Durante la larga pausa inmediata, Steve no pudo leer nada en el rostro de su padre. Por último, éste dijo:
—Gracias, Don. Realmente te quedo muy reconocido.
Steve lanzo un puñetazo al aire.
—¡Estupendo!
El padre se llevó el índice a los labios y luego dijo por el teléfono: —Steve irá conmigo, estaremos ahí dentro de quince o veinte minutos, si todo va bien... Gracias otra vez.
Colgó.
Steve subió rápidamente a su cuarto y volvió con su pasaporte.
Jeannie llevaba los disquetes en una bolsita de plástico. Se la tendió a Steve.
—Metes en la disquetera el que lleva el número uno y aparecerán las instrucciones en la pantalla.
Steve miró a su padre.
—¿Listo?
—Vamos.
—Buena suerte —deseó Jeannie.
Subieron al Lincoln Mark VIII y partieron rumbo al Pentágono. Estacionaron el coche en la mayor zona de aparcamiento del mundo. En el Medio Oeste había ciudades más pequeñas que el aparcamiento del Pentágono. Subieron un tramo de escalera hasta la entrada de una segunda planta.
Cuando Steve contaba trece años había recorrido el lugar en una visita programada en la que el guía era un joven alto con un corte de pelo extremadamente corto. El edificio consistía en cinco plantas circulares concéntricas enlazadas por diez corredores como los radios de una rueda.

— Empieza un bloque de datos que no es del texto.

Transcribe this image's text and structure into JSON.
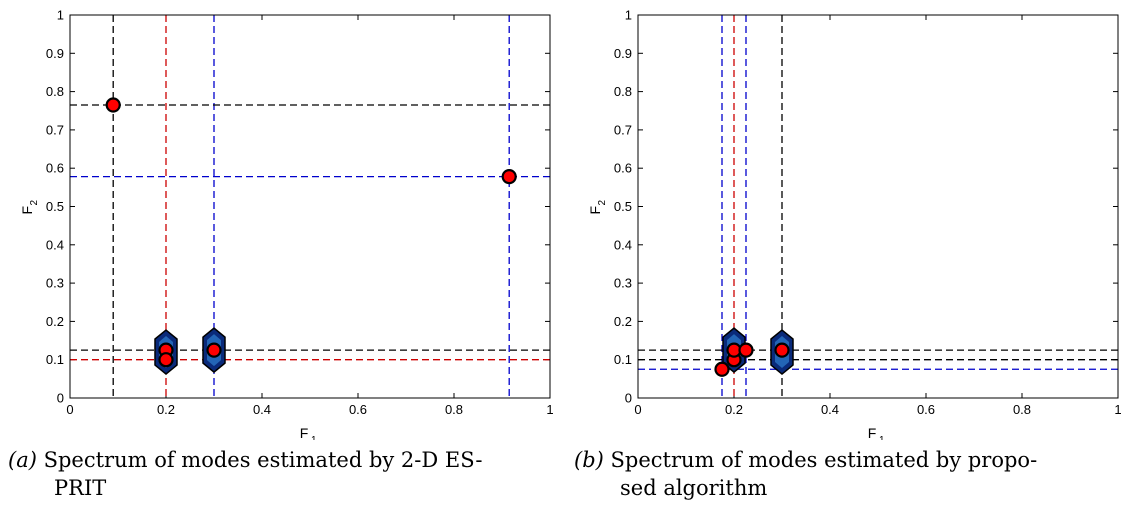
{
  "chart_data": [
    {
      "type": "scatter",
      "xlabel": "F",
      "xlabel_sub": "1",
      "ylabel": "F",
      "ylabel_sub": "2",
      "xlim": [
        0,
        1
      ],
      "ylim": [
        0,
        1
      ],
      "xticks": [
        "0",
        "0.2",
        "0.4",
        "0.6",
        "0.8",
        "1"
      ],
      "yticks": [
        "0",
        "0.1",
        "0.2",
        "0.3",
        "0.4",
        "0.5",
        "0.6",
        "0.7",
        "0.8",
        "0.9",
        "1"
      ],
      "points": [
        {
          "x": 0.09,
          "y": 0.765
        },
        {
          "x": 0.915,
          "y": 0.578
        },
        {
          "x": 0.2,
          "y": 0.125
        },
        {
          "x": 0.2,
          "y": 0.1
        },
        {
          "x": 0.3,
          "y": 0.125
        }
      ],
      "blobs": [
        {
          "x": 0.2,
          "y": 0.12
        },
        {
          "x": 0.3,
          "y": 0.125
        }
      ],
      "vlines": [
        {
          "x": 0.09,
          "color": "#000000"
        },
        {
          "x": 0.2,
          "color": "#cc0000"
        },
        {
          "x": 0.3,
          "color": "#0000cc"
        },
        {
          "x": 0.915,
          "color": "#0000cc"
        }
      ],
      "hlines": [
        {
          "y": 0.765,
          "color": "#000000"
        },
        {
          "y": 0.578,
          "color": "#0000cc"
        },
        {
          "y": 0.125,
          "color": "#000000"
        },
        {
          "y": 0.1,
          "color": "#cc0000"
        }
      ]
    },
    {
      "type": "scatter",
      "xlabel": "F",
      "xlabel_sub": "1",
      "ylabel": "F",
      "ylabel_sub": "2",
      "xlim": [
        0,
        1
      ],
      "ylim": [
        0,
        1
      ],
      "xticks": [
        "0",
        "0.2",
        "0.4",
        "0.6",
        "0.8",
        "1"
      ],
      "yticks": [
        "0",
        "0.1",
        "0.2",
        "0.3",
        "0.4",
        "0.5",
        "0.6",
        "0.7",
        "0.8",
        "0.9",
        "1"
      ],
      "points": [
        {
          "x": 0.175,
          "y": 0.075
        },
        {
          "x": 0.2,
          "y": 0.1
        },
        {
          "x": 0.2,
          "y": 0.125
        },
        {
          "x": 0.225,
          "y": 0.125
        },
        {
          "x": 0.3,
          "y": 0.125
        }
      ],
      "blobs": [
        {
          "x": 0.2,
          "y": 0.125
        },
        {
          "x": 0.3,
          "y": 0.12
        }
      ],
      "vlines": [
        {
          "x": 0.175,
          "color": "#0000cc"
        },
        {
          "x": 0.2,
          "color": "#cc0000"
        },
        {
          "x": 0.225,
          "color": "#0000cc"
        },
        {
          "x": 0.3,
          "color": "#000000"
        }
      ],
      "hlines": [
        {
          "y": 0.125,
          "color": "#000000"
        },
        {
          "y": 0.1,
          "color": "#000000"
        },
        {
          "y": 0.075,
          "color": "#0000cc"
        }
      ]
    }
  ],
  "captions": {
    "a": {
      "label": "(a)",
      "line1": " Spectrum of modes estimated by 2-D ES-",
      "line2": "PRIT"
    },
    "b": {
      "label": "(b)",
      "line1": " Spectrum of modes estimated by propo-",
      "line2": "sed algorithm"
    }
  },
  "colors": {
    "marker_fill": "#ff0000",
    "blob_fill": "#0a2a7a",
    "blob_inner": "#2d7fd0"
  }
}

Había cinco pisos y ningún ascensor. Antes de que hubieran transcurrido cinco segundos ya había perdido por completo el sentido de la orientación. El detalle principal que recordaba era que en medio del patio central había una construcción llamada Ground Zero que era una caseta donde vendían perritos calientes.
Su padre le condujo ahora por delante de una barbería cerrada, un restaurante y una entrada que llevaba a un punto de control de seguridad. Steve mostró su pasaporte, le registraron como visitante y le entregaron un pase que tuvo que colgarse en la pechera de la camisa.